You learn in 2 steps
  1. Work with the measure you got. Observe its trend over time. Compare the value with the average of the previous X days or the entire life of the product. Compare the value for one product with the average for all products of the same model. Segment and compare that value by customer, by service center, by geographic region, by any other tag that make sense for you.
This will help you answer questions such as:
  • are we generally getting better or worse?
  • which products are getting worse/improving ?
  • which customers are getting worse/improving ?
  • in which areas or for which teams are the products getting better / worse ?
  1. Work with all the raw data that led to that measure. This is when dashboards help, to analyze the raw data, to find the details that help you understand the "why".

A = Act

You can act at 2 levels:
  1. Based on what you have learned, the whys you have discovered, you can act accordingly, based on your knowledge.

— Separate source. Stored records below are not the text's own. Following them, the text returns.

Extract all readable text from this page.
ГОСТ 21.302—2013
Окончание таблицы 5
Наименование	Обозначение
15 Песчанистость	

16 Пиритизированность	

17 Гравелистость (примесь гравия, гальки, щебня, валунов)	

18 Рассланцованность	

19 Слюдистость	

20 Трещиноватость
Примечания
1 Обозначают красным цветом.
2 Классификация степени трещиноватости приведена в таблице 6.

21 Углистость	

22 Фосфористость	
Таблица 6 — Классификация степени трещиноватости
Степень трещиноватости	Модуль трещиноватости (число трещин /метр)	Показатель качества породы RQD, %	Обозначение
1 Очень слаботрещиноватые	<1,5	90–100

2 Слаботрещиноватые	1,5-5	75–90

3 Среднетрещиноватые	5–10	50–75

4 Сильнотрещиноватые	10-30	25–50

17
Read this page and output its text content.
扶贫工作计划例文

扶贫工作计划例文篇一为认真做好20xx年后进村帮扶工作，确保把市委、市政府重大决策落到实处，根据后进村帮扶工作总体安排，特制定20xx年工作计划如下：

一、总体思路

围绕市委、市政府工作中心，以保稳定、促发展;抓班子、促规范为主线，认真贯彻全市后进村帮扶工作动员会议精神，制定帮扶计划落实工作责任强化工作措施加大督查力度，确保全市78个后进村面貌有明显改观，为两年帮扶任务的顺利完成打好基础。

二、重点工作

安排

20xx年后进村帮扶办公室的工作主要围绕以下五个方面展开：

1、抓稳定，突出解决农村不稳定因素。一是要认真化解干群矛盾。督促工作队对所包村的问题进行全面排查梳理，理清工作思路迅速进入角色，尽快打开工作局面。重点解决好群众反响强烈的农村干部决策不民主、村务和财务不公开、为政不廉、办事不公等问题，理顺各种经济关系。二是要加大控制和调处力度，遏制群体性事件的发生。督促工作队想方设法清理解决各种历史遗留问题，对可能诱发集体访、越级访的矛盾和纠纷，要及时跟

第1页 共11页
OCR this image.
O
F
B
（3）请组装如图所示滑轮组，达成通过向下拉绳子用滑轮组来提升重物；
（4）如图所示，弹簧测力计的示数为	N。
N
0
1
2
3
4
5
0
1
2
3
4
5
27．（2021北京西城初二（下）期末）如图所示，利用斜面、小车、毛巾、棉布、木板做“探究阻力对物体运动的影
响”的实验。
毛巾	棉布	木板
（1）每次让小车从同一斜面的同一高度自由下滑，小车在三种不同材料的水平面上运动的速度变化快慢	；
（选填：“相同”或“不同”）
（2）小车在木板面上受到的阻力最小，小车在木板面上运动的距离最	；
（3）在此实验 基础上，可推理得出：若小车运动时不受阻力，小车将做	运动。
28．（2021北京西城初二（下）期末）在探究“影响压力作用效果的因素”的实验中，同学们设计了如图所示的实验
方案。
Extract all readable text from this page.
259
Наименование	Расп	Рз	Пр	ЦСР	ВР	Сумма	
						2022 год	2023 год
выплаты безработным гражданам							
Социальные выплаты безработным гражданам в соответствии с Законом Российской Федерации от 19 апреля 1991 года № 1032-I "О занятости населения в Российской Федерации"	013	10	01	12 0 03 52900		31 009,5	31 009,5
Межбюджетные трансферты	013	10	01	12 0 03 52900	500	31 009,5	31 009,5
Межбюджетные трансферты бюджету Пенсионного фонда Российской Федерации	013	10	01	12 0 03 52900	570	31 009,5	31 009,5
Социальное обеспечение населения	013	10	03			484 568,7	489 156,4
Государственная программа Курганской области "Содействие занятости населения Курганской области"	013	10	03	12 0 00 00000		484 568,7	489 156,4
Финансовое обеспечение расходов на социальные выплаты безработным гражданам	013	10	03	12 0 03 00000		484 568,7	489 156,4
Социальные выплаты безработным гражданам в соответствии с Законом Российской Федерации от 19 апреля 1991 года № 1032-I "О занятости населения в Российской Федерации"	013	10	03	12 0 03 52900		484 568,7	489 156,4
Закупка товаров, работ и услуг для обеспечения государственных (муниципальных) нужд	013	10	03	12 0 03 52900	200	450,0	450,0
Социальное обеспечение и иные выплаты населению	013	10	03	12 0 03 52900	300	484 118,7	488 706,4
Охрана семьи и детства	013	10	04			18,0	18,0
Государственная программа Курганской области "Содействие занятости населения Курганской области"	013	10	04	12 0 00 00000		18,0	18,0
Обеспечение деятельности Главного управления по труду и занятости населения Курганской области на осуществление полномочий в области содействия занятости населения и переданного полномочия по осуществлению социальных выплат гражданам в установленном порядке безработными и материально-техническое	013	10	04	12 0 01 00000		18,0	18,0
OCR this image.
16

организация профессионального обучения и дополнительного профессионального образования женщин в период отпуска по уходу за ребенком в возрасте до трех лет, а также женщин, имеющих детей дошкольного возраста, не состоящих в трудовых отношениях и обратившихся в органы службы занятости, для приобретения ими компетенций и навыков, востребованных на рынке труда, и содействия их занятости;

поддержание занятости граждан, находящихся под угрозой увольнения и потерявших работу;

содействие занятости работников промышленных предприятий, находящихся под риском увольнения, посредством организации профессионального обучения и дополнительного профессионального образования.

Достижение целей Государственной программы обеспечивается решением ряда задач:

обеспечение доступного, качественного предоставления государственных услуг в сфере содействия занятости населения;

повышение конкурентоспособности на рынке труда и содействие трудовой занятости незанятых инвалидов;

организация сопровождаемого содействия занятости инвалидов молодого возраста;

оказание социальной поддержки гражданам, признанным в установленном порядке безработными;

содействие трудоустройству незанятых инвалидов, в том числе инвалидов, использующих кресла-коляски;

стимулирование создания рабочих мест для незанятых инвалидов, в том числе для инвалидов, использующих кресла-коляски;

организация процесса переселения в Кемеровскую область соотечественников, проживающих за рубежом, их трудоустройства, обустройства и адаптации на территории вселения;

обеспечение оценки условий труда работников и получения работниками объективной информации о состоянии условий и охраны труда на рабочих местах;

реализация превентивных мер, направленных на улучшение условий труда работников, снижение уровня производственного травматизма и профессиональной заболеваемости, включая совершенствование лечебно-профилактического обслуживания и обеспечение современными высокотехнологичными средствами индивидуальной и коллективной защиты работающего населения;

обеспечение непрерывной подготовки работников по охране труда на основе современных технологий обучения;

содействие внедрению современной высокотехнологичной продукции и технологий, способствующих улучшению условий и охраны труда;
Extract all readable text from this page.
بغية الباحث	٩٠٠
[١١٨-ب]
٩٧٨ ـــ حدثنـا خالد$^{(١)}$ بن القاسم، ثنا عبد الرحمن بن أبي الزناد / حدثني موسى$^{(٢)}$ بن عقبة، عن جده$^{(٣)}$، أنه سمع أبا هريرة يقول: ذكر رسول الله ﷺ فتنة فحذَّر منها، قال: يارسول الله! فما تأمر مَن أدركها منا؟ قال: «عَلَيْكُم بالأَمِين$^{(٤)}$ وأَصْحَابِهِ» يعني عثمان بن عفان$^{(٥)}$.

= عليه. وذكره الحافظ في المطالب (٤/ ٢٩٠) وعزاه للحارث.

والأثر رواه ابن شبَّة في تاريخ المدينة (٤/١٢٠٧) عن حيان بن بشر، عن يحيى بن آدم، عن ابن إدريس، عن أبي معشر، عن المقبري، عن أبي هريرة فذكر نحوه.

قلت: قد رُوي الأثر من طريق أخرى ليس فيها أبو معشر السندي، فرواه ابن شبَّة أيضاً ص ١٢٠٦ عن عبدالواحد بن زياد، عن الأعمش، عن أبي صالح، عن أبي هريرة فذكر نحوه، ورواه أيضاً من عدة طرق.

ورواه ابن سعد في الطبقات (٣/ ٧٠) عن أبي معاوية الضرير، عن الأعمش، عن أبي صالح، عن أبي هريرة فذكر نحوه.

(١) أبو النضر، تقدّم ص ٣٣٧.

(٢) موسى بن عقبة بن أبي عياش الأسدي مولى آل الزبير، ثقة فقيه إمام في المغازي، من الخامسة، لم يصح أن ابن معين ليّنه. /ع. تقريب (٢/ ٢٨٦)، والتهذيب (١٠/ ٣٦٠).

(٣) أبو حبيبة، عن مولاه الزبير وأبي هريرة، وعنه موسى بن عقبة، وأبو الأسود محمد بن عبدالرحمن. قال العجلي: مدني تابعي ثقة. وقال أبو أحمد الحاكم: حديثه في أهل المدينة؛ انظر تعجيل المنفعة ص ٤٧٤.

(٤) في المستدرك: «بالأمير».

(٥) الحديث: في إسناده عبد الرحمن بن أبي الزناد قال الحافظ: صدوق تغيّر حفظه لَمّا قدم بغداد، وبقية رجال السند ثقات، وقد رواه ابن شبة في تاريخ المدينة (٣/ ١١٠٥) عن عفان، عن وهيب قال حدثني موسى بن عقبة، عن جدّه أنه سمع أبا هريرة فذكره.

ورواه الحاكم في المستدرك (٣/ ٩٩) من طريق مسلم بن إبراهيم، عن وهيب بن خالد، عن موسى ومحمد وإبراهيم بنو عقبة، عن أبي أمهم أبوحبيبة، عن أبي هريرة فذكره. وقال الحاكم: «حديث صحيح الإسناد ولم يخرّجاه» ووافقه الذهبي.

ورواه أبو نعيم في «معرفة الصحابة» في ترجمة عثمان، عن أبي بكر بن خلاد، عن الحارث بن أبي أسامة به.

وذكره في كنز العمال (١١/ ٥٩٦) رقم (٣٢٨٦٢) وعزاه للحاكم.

  1. Based on your prior knowledge and what you learned in step 2 you can instruct an expert system that automatically suggests the action to be taken. This is a fundamental step to distribute actions to any user who doesn't really know what to do, even if they look into data
In this way you have just kicked off the loop.
Now keep measuring. Regularly check to see if the measure improves. Learn new "whys" based on new situations or new products. Adjust your actions and expert system accordingly. And keep the loop going to reach your target. Once you have reach it, keep it going again to maintain it in the long run.